Saat proses ascending, awalnya saya lakukan dengan baik, tapi ketika melakukan perpindahan lintasan di pitch dua saya menemui masalah. Saat itu, saya yang didampingi oleh Kang Polin, terus berusaha naik ke “daratan”. Di sini saya benar-benar kesulitan, badan saya sudah lemas tetapi saya harus mengangkat badan. Bahkan, saat sudah berpindah lintasan, saya sempat jatuh dan menggantung pada chest ascender yang salah posisi! Jadilah saya diomeli oleh Kang Polin karena kesulitan di pitch ini. Tapi akhirnya, dibantu oleh sling yang diberikan dan doa, saya bisa naik dan berpijak di batu. Kemudian saya kembali naik ke pitch pertama dan keluar dari dalam gua. Badan saya lemas tapi perasaan saya begitu lega, akhirnya keluar juga..
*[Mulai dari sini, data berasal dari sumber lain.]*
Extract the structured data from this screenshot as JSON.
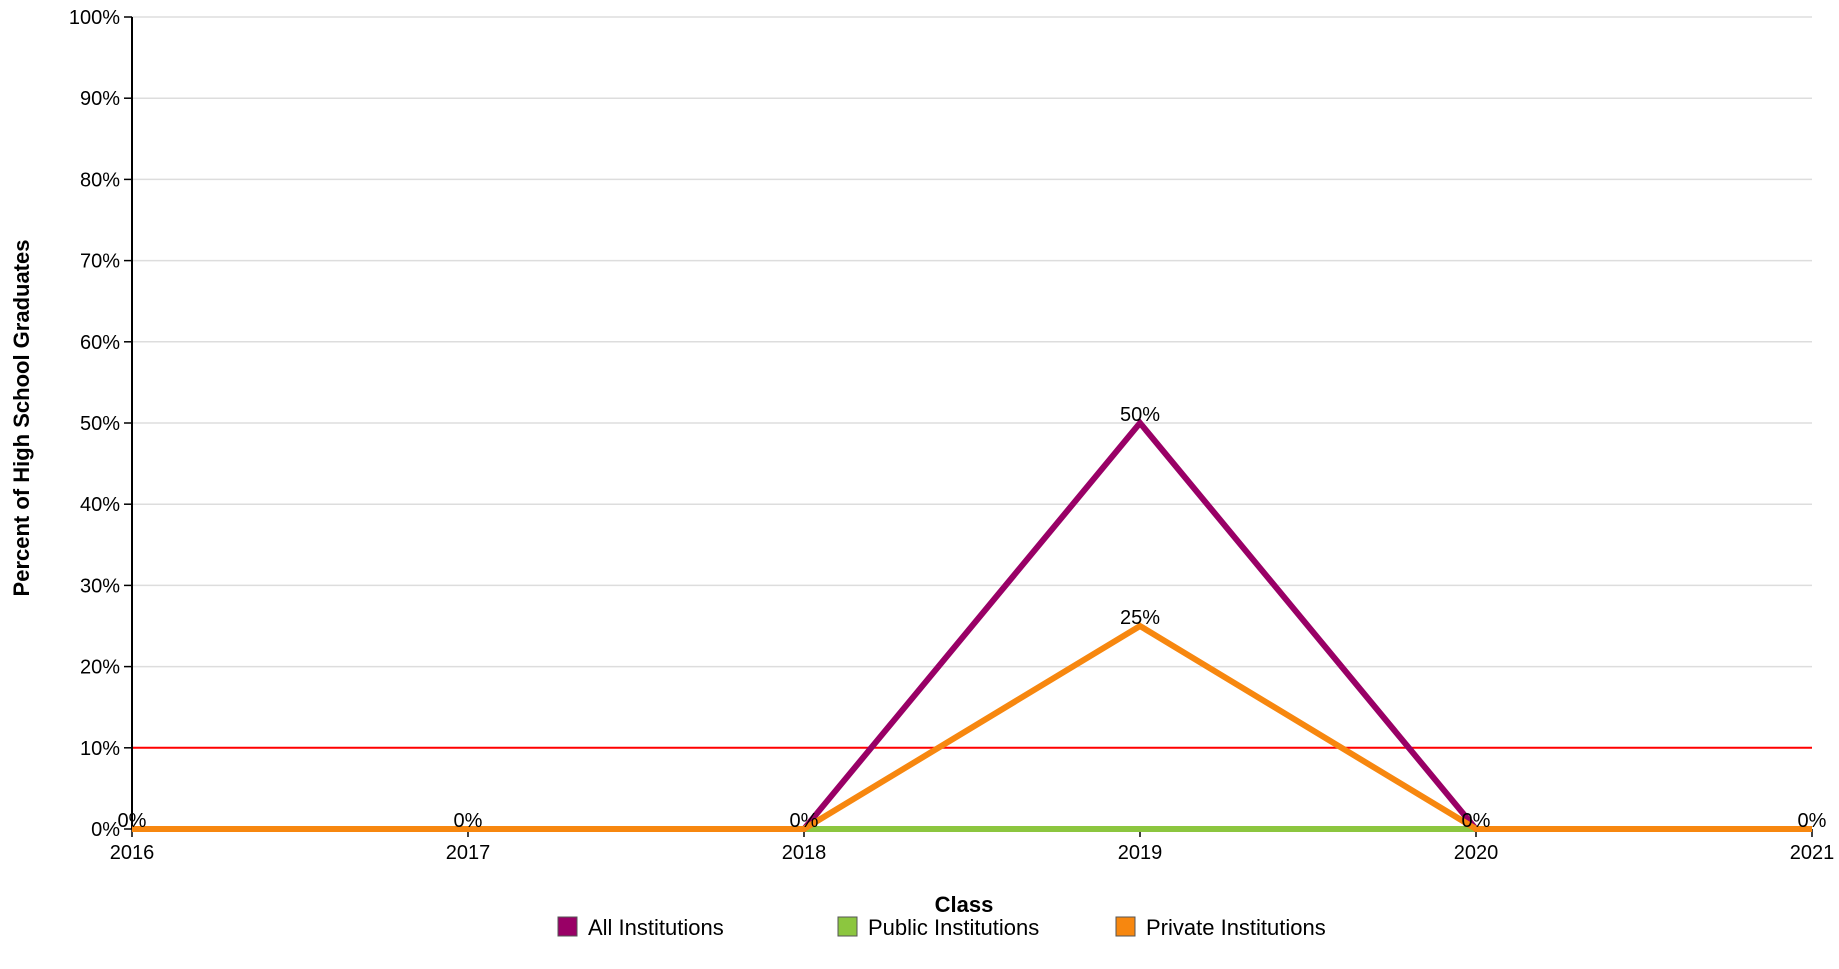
{
  "chart_data": {
    "type": "line",
    "title": "",
    "xlabel": "Class",
    "ylabel": "Percent of High School Graduates",
    "x": [
      "2016",
      "2017",
      "2018",
      "2019",
      "2020",
      "2021"
    ],
    "ylim": [
      0,
      100
    ],
    "yticks": [
      "0%",
      "10%",
      "20%",
      "30%",
      "40%",
      "50%",
      "60%",
      "70%",
      "80%",
      "90%",
      "100%"
    ],
    "grid": true,
    "legend_position": "bottom",
    "series": [
      {
        "name": "All Institutions",
        "color": "#990066",
        "values": [
          0,
          0,
          0,
          50,
          0,
          0
        ]
      },
      {
        "name": "Public Institutions",
        "color": "#8cc63f",
        "values": [
          0,
          0,
          0,
          0,
          0,
          0
        ]
      },
      {
        "name": "Private Institutions",
        "color": "#f7870f",
        "values": [
          0,
          0,
          0,
          25,
          0,
          0
        ]
      }
    ],
    "reference_line": {
      "value": 10,
      "color": "#ff0000"
    },
    "data_labels": [
      {
        "x": "2016",
        "value": 0,
        "text": "0%"
      },
      {
        "x": "2017",
        "value": 0,
        "text": "0%"
      },
      {
        "x": "2018",
        "value": 0,
        "text": "0%"
      },
      {
        "x": "2019",
        "value": 50,
        "text": "50%"
      },
      {
        "x": "2019",
        "value": 25,
        "text": "25%"
      },
      {
        "x": "2020",
        "value": 0,
        "text": "0%"
      },
      {
        "x": "2021",
        "value": 0,
        "text": "0%"
      }
    ]
  }
}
Setelah selesai, saya langsung menuju basecamp, membersihkan peralatan dan berganti baju untuk persiapan pulang. Sedikit sedih mengetahui bahwa waktu bertualang kami sudah selesai, kami packing dan mulai memakai carrier. Sesudah berdoa, kami kembali menyusuri jalan desa menuju jalan utama untuk menaiki elf. Sama seperti jalan pergi, kami naik bus Primajasa dan sampai di Dangdeur kemudian dilanjutkan menyarter angkot sampai Jatinangor.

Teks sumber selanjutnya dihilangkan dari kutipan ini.